Earl Mills is Chief Flying Eagle of the Mashpee Wampanoag, and has been since a consensus of the tribe asked him to assume that role in 1956. He is a master chef who owned and ran the Flume restaurant. He wrote a wonderful cookbook with native recipes from that time. He authored Son of Mashpee about his recollections of growing up Wampanoag. In his new book, Talking with the Elders of Mashpee, he expands the information of his past work. The book is not only a glimpse of 20th century Indian life but it's very Cape Cod. Living through Prohibition, and the Depression, Mills considered his family “rich.” Good friends, good food, good community – all reflected in his memory archive.
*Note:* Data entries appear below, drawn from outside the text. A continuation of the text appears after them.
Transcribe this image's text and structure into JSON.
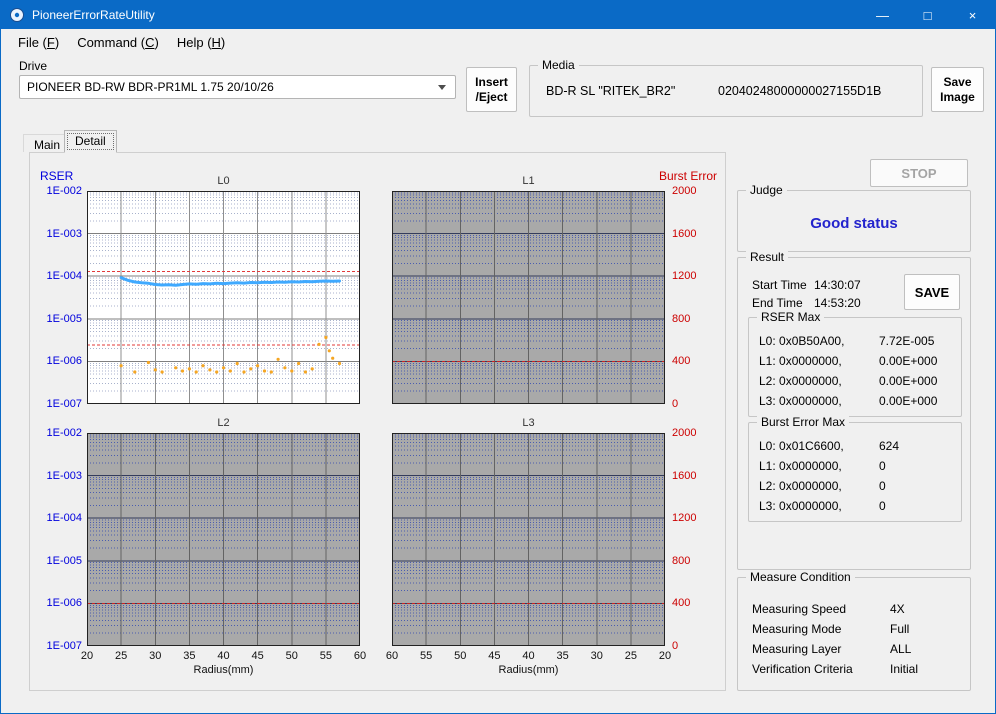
{
  "colors": {
    "accent": "#0a6ac6",
    "rser": "#0000dd",
    "burst": "#cc0000",
    "judge": "#2323cd"
  },
  "window": {
    "title": "PioneerErrorRateUtility",
    "controls": {
      "minimize": "—",
      "maximize": "□",
      "close": "×"
    }
  },
  "menu": {
    "items": [
      {
        "label": "File (F)"
      },
      {
        "label": "Command (C)"
      },
      {
        "label": "Help (H)"
      }
    ]
  },
  "toolbar": {
    "drive": {
      "label": "Drive",
      "value": "PIONEER BD-RW BDR-PR1ML 1.75 20/10/26"
    },
    "insert_eject": {
      "line1": "Insert",
      "line2": "/Eject"
    },
    "media": {
      "label": "Media",
      "disc": "BD-R SL \"RITEK_BR2\"",
      "serial": "02040248000000027155D1B"
    },
    "save_image": {
      "line1": "Save",
      "line2": "Image"
    }
  },
  "tabs": [
    {
      "label": "Main",
      "active": false
    },
    {
      "label": "Detail",
      "active": true
    }
  ],
  "axes": {
    "rser_title": "RSER",
    "burst_title": "Burst Error",
    "rser_ticks": [
      "1E-002",
      "1E-003",
      "1E-004",
      "1E-005",
      "1E-006",
      "1E-007"
    ],
    "burst_ticks": [
      "2000",
      "1600",
      "1200",
      "800",
      "400",
      "0"
    ],
    "x_label": "Radius(mm)"
  },
  "right_panel": {
    "stop_label": "STOP",
    "judge": {
      "label": "Judge",
      "status": "Good status"
    },
    "result": {
      "label": "Result",
      "start_time_label": "Start Time",
      "start_time": "14:30:07",
      "end_time_label": "End Time",
      "end_time": "14:53:20",
      "save_label": "SAVE",
      "rser_max": {
        "label": "RSER Max",
        "rows": [
          {
            "hex": "L0: 0x0B50A00,",
            "value": "7.72E-005"
          },
          {
            "hex": "L1: 0x0000000,",
            "value": "0.00E+000"
          },
          {
            "hex": "L2: 0x0000000,",
            "value": "0.00E+000"
          },
          {
            "hex": "L3: 0x0000000,",
            "value": "0.00E+000"
          }
        ]
      },
      "burst_max": {
        "label": "Burst Error Max",
        "rows": [
          {
            "hex": "L0: 0x01C6600,",
            "value": "624"
          },
          {
            "hex": "L1: 0x0000000,",
            "value": "0"
          },
          {
            "hex": "L2: 0x0000000,",
            "value": "0"
          },
          {
            "hex": "L3: 0x0000000,",
            "value": "0"
          }
        ]
      }
    },
    "measure": {
      "label": "Measure Condition",
      "rows": [
        {
          "label": "Measuring Speed",
          "value": "4X"
        },
        {
          "label": "Measuring Mode",
          "value": "Full"
        },
        {
          "label": "Measuring Layer",
          "value": "ALL"
        },
        {
          "label": "Verification Criteria",
          "value": "Initial"
        }
      ]
    }
  },
  "chart_data": [
    {
      "id": "L0",
      "title": "L0",
      "type": "line",
      "x_axis": {
        "label": "Radius(mm)",
        "range": [
          20,
          60
        ],
        "reversed": false,
        "tick_step": 5
      },
      "y_axis": {
        "label": "RSER",
        "scale": "log",
        "range": [
          1e-07,
          0.01
        ]
      },
      "y2_axis": {
        "label": "Burst Error",
        "range": [
          0,
          2000
        ]
      },
      "show_x_labels": false,
      "thresholds_rser": [
        0.00013,
        2.4e-06
      ],
      "colors": {
        "bg": "#ffffff",
        "minor": "#a8b2cc",
        "major": "#7f7f7f",
        "vert": "#8f8f8f",
        "threshold": "#e23a3a"
      },
      "rser_series": {
        "name": "RSER",
        "color": "#3fa9ff",
        "x": [
          25,
          26,
          27,
          28,
          29,
          30,
          31,
          32,
          33,
          34,
          35,
          36,
          37,
          38,
          39,
          40,
          41,
          42,
          43,
          44,
          45,
          46,
          47,
          48,
          49,
          50,
          51,
          52,
          53,
          54,
          55,
          56,
          57
        ],
        "y": [
          9.2e-05,
          8e-05,
          7.3e-05,
          7e-05,
          6.8e-05,
          6.4e-05,
          6.2e-05,
          6.3e-05,
          6.1e-05,
          6.4e-05,
          6.6e-05,
          6.5e-05,
          6.7e-05,
          6.6e-05,
          6.8e-05,
          6.7e-05,
          6.9e-05,
          7e-05,
          6.9e-05,
          7.1e-05,
          7e-05,
          7.2e-05,
          7.1e-05,
          7.3e-05,
          7.2e-05,
          7.4e-05,
          7.3e-05,
          7.5e-05,
          7.4e-05,
          7.6e-05,
          7.7e-05,
          7.6e-05,
          7.7e-05
        ]
      },
      "burst_series": {
        "name": "Burst Error",
        "color": "#f5a623",
        "x": [
          25,
          27,
          29,
          30,
          31,
          33,
          34,
          35,
          36,
          37,
          38,
          39,
          40,
          41,
          42,
          43,
          44,
          45,
          46,
          47,
          48,
          49,
          50,
          51,
          52,
          53,
          54,
          55,
          55.5,
          56,
          57
        ],
        "y": [
          360,
          300,
          390,
          320,
          300,
          340,
          310,
          330,
          300,
          360,
          320,
          300,
          340,
          310,
          380,
          300,
          330,
          360,
          310,
          300,
          420,
          340,
          310,
          380,
          300,
          330,
          560,
          624,
          500,
          430,
          380
        ]
      }
    },
    {
      "id": "L1",
      "title": "L1",
      "type": "empty",
      "x_axis": {
        "label": "Radius(mm)",
        "range": [
          20,
          60
        ],
        "reversed": true,
        "tick_step": 5
      },
      "y_axis": {
        "label": "RSER",
        "scale": "log",
        "range": [
          1e-07,
          0.01
        ]
      },
      "y2_axis": {
        "label": "Burst Error",
        "range": [
          0,
          2000
        ]
      },
      "show_x_labels": false,
      "thresholds_rser": [
        0.01,
        1e-06
      ],
      "colors": {
        "bg": "#a9a9a9",
        "minor": "#4a5db0",
        "major": "#343c5c",
        "vert": "#636363",
        "threshold": "#cc2222"
      }
    },
    {
      "id": "L2",
      "title": "L2",
      "type": "empty",
      "x_axis": {
        "label": "Radius(mm)",
        "range": [
          20,
          60
        ],
        "reversed": false,
        "tick_step": 5
      },
      "y_axis": {
        "label": "RSER",
        "scale": "log",
        "range": [
          1e-07,
          0.01
        ]
      },
      "y2_axis": {
        "label": "Burst Error",
        "range": [
          0,
          2000
        ]
      },
      "show_x_labels": true,
      "x_tick_labels": [
        "20",
        "25",
        "30",
        "35",
        "40",
        "45",
        "50",
        "55",
        "60"
      ],
      "thresholds_rser": [
        0.01,
        1e-06
      ],
      "colors": {
        "bg": "#a9a9a9",
        "minor": "#4a5db0",
        "major": "#343c5c",
        "vert": "#636363",
        "threshold": "#cc2222"
      }
    },
    {
      "id": "L3",
      "title": "L3",
      "type": "empty",
      "x_axis": {
        "label": "Radius(mm)",
        "range": [
          20,
          60
        ],
        "reversed": true,
        "tick_step": 5
      },
      "y_axis": {
        "label": "RSER",
        "scale": "log",
        "range": [
          1e-07,
          0.01
        ]
      },
      "y2_axis": {
        "label": "Burst Error",
        "range": [
          0,
          2000
        ]
      },
      "show_x_labels": true,
      "x_tick_labels": [
        "60",
        "55",
        "50",
        "45",
        "40",
        "35",
        "30",
        "25",
        "20"
      ],
      "thresholds_rser": [
        0.01,
        1e-06
      ],
      "colors": {
        "bg": "#a9a9a9",
        "minor": "#4a5db0",
        "major": "#343c5c",
        "vert": "#636363",
        "threshold": "#cc2222"
      }
    }
  ]
}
Taping interviews with 12 elders all over 75, between 1970-86, he transcribes even the “Cape Cod twang” of his own father talking at length about how to corn herring. Interviews, photos, and thumbnails describe many interesting details about people such as Eben Queppish, a hunting and fishing guide who also appeared in Buffalo Bill Cody’s Wild West show, or High Eagle (William James), a particularly handsome man, who gave spirit walks accompanied by stories to experience wind, rain, and night itself. Some folks dressed in regalia full time; some had memories of native-speaking relatives still living in wetus; some were the best cooks of muskrat or fried oysters; some granmas knew which herbs to gather, who kept cows, chickens and pigs. Members of famous surnames of M
ashpee, such as Coombs, Pocknett, Peters, Webquish, are well represented.
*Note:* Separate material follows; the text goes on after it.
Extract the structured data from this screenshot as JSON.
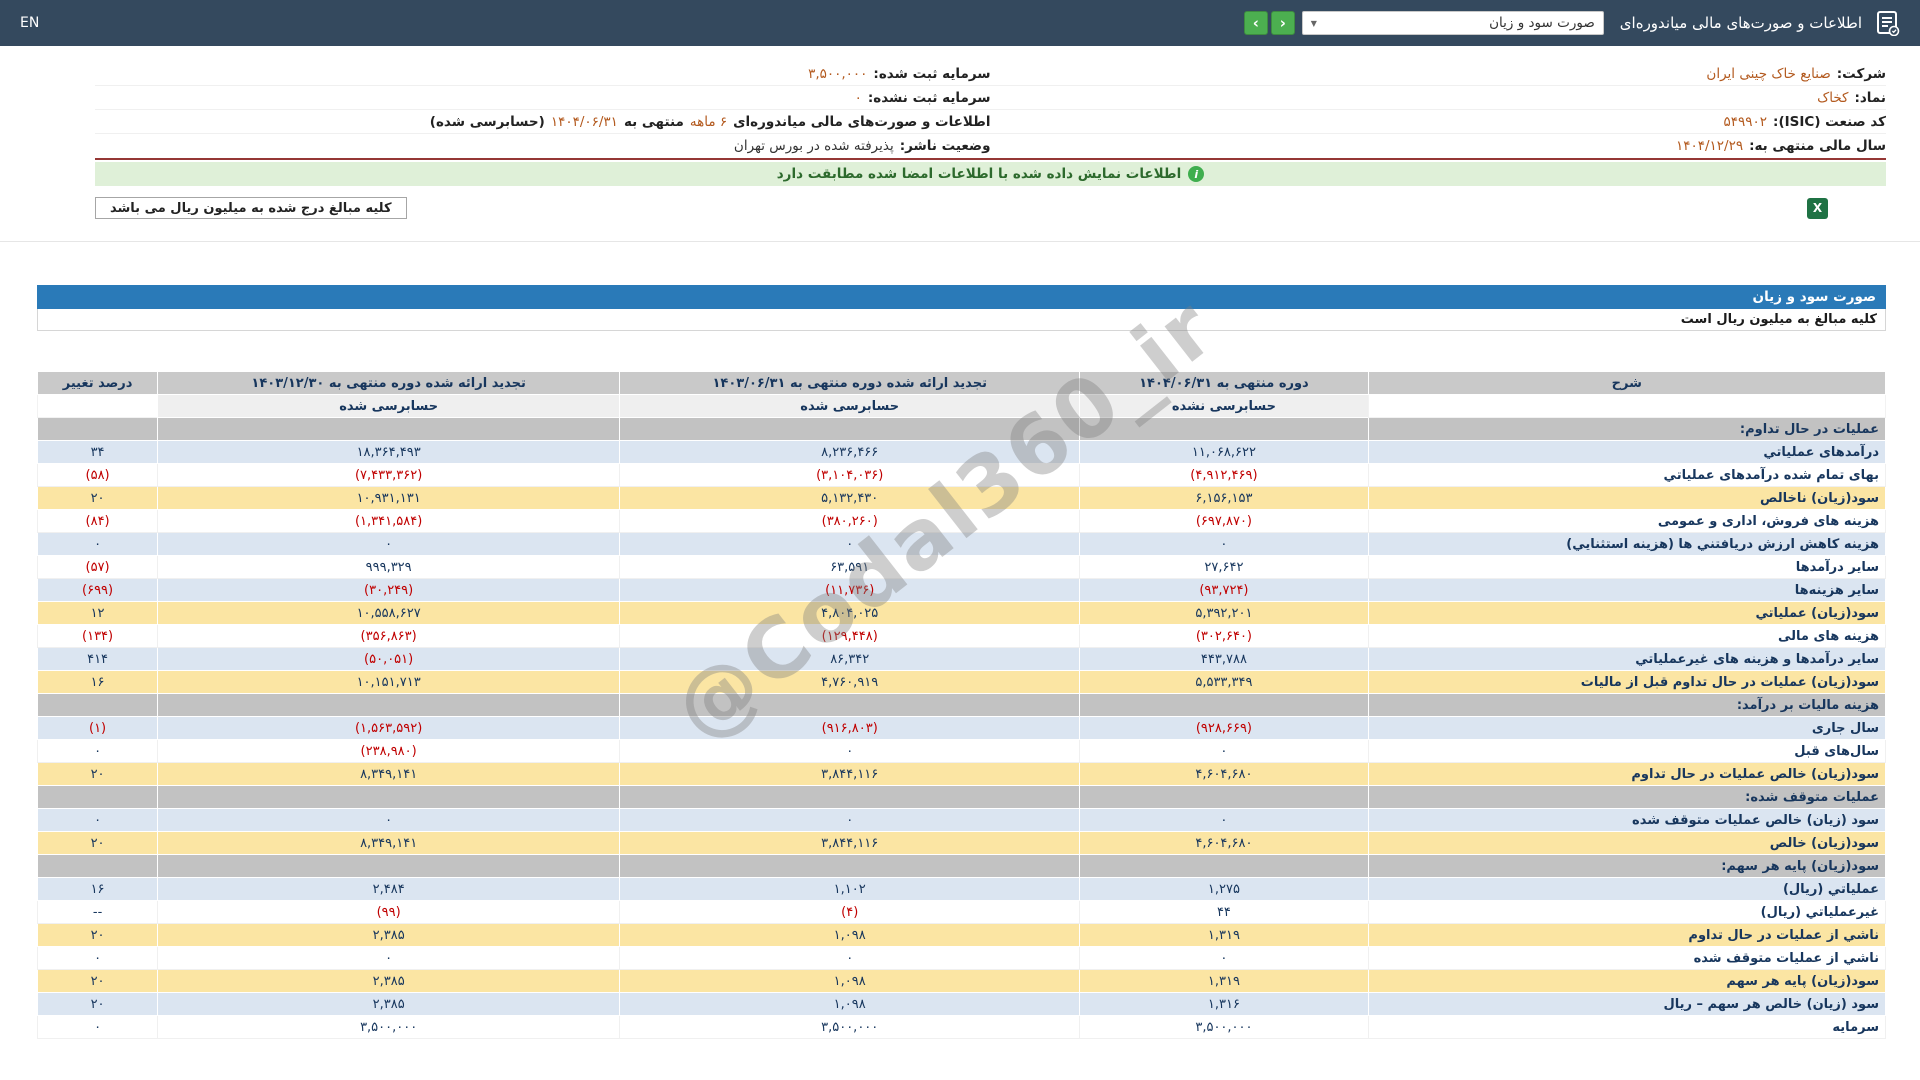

From an outdoor privy and hand pump to indoors plumbing, from horse and buggy trips that could require a day to get to get to Plymouth via Cataumet and other towns, from descriptions of the town by the Great Water (Massipee) (Mashpee/Wakeby ponds) and the sea at Poponessett where his people celebrated and clam-baked, we see the past. Mills describes the food quest through the year, the what and how of planting and fishing, hunting (for deer, partridge or rabbit), tonging for shellfish, eeling, going after skunk as a delicacy and using its oil as a curative in cold weather; berrying for strawberries, raspberries, blueberries, beach plums; harvesting and curing herring -- and always cooking. The book will make you hungry with its mouth-watering meals.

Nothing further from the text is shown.